You can tell todotxt-machine to use the same todo.txt file whenever it starts up by adding a file entry to the ~/.todotxt-machinerc file. If you want to archive completed tasks, you can specify a done.txt file using an archive entry. You can also set you preferred colorscheme or even define new themes. Here is a short example:

[settings]
file = ~/todo.txt
archive = ~/done.txt
colorscheme = myawesometheme

Color Schemes

todotxt-machine currently supports solarized and base16 colors.

https://raw.githubusercontent.com/AnthonyDiGirolamo/todotxt-machine/master/screenshots/todo_colors.png

Pictured above are the following themes from left to right:

  • base16-light

  • base16-dark

  • solarized-light

  • solarized-dark

Here is a config file with a complete colorscheme definition:

[settings]
file = ~/todo.txt
colorscheme = myawesometheme

[colorscheme-myawesometheme]
plain=h250
selected=,h238
header=h250,h235
header_todo_count=h39,h235
header_todo_pending_count=h228,h235
header_todo_done_count=h156,h235
header_file=h48,h235
dialog_background=,h248
dialog_color=,h240
dialog_shadow=,h238
footer=h39,h235
search_match=h222,h235
completed=h59
context=h39
project=h214
creation_date=h135
due_date=h161
priority_a=h167
priority_b=h173
priority_c=h185
priority_d=h77
priority_e=h80
priority_f=h62

You can add colorschemes by adding sections with names that start with colorscheme-. Then under the [settings] section you can say which colorscheme you want to use.

The format for a color definitions is:

name=foreground,background

Foreground and background colors are follow the 256 color formats defined by urwid. Here is an excerpt from that link:

High colors may be specified by their index h0, …, h255 or with the shortcuts for the color cube #000, #006, #008, …, #fff or gray scale entries g0 (black from color cube) , g3, g7, … g100 (white from color cube).

You can see all the colors defined here.

I recommend you leave the foreground out of the following definitions by adding a comma immediately after the =

selected=,h238
dialog_background=,h248
dialog_color=,h240
dialog_shadow=,h238

If you want to use your terminal’s default foreground and background color use blank strings and keep the comma:

dialog_background=,

Let me know if you make any good colorschemes and I’ll add it to the default collection.

Key Bindings

You can customize any key binding by adding a setting to the [keys] section of your config file ~/.todotxt-machinerc.

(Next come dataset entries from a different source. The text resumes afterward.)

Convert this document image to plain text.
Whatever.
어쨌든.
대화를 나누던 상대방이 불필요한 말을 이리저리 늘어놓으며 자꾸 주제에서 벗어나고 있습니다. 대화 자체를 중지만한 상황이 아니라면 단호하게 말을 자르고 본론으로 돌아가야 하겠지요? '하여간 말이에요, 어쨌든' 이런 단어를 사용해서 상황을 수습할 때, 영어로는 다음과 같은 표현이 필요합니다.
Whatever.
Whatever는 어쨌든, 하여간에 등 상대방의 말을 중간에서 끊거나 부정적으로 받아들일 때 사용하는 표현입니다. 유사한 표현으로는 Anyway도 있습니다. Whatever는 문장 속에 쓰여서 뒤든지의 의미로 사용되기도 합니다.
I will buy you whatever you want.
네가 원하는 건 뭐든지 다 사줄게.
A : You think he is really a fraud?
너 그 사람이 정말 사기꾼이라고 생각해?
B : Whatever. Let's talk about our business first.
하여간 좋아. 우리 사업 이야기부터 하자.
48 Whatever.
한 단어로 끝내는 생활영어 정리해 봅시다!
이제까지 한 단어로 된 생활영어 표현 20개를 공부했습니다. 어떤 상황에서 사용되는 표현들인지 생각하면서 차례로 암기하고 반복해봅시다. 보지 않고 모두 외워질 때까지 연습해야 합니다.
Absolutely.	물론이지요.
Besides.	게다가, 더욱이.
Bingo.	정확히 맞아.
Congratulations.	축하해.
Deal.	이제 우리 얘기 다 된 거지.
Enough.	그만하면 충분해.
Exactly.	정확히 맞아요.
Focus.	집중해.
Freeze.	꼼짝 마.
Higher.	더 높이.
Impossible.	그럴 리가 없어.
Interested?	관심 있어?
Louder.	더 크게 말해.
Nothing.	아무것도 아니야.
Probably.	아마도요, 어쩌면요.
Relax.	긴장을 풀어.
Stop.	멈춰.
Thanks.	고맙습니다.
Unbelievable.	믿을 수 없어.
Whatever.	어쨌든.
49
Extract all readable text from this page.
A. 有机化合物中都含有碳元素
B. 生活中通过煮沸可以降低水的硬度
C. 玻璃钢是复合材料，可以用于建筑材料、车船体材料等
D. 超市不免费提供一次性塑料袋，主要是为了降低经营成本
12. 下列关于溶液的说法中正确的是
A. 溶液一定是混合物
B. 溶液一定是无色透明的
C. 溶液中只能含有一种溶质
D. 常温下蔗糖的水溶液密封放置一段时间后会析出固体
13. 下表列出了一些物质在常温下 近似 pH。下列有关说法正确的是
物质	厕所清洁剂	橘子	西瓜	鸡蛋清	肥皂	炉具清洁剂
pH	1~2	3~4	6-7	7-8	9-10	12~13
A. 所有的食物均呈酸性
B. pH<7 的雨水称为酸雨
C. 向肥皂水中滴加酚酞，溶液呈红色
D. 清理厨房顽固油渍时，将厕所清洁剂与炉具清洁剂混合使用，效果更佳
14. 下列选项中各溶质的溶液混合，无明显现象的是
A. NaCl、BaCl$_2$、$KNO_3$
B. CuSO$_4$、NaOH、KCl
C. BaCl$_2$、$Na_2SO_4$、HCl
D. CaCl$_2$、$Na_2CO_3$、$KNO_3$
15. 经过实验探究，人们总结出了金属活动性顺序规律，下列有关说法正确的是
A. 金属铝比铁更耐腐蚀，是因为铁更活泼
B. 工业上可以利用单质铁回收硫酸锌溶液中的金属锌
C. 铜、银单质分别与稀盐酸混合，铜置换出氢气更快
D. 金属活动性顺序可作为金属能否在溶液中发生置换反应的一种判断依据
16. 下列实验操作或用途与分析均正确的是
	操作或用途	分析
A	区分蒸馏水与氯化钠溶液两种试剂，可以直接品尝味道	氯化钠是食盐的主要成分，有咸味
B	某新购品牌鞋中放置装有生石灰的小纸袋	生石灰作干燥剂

For a list of the default key bindings run:

todotxt-machine --show-default-bindings

You can easily append this to your config file by running:

todotxt-machine --show-default-bindings >> ~/.todotxt-machinerc

When you edit a key binding the in app help will reflect it. Hit h or ? to view the help.

Known Issues

OSX

  • On Mac OS hitting ctrl-y suspends the application. Run stty dsusp undef to fix.

  • Mouse interaction doesn’t seem to work properly in the Apple Terminal. I would recommend using iTerm2 or rxvt / xterm in XQuartz.

Tmux

  • With tmux the background color in todotxt-machine can sometimes be lost at the end of a line. If this is happening to you set your $TERM variable to screen or screen-256color

    export TERM=screen-256color

Planned Features

  • [STRIKEOUT:User defined color themes]

  • [STRIKEOUT:Manual reordering of todo items]

  • [STRIKEOUT:Config file for setting colors and todo.txt file location]

  • [STRIKEOUT:Support for archiving todos in done.txt]

  • [STRIKEOUT:Custom keybindings]

  • Add vi readline keybindings. urwid doesn’t support readline currently. The emacs style bindings currently available are emulated.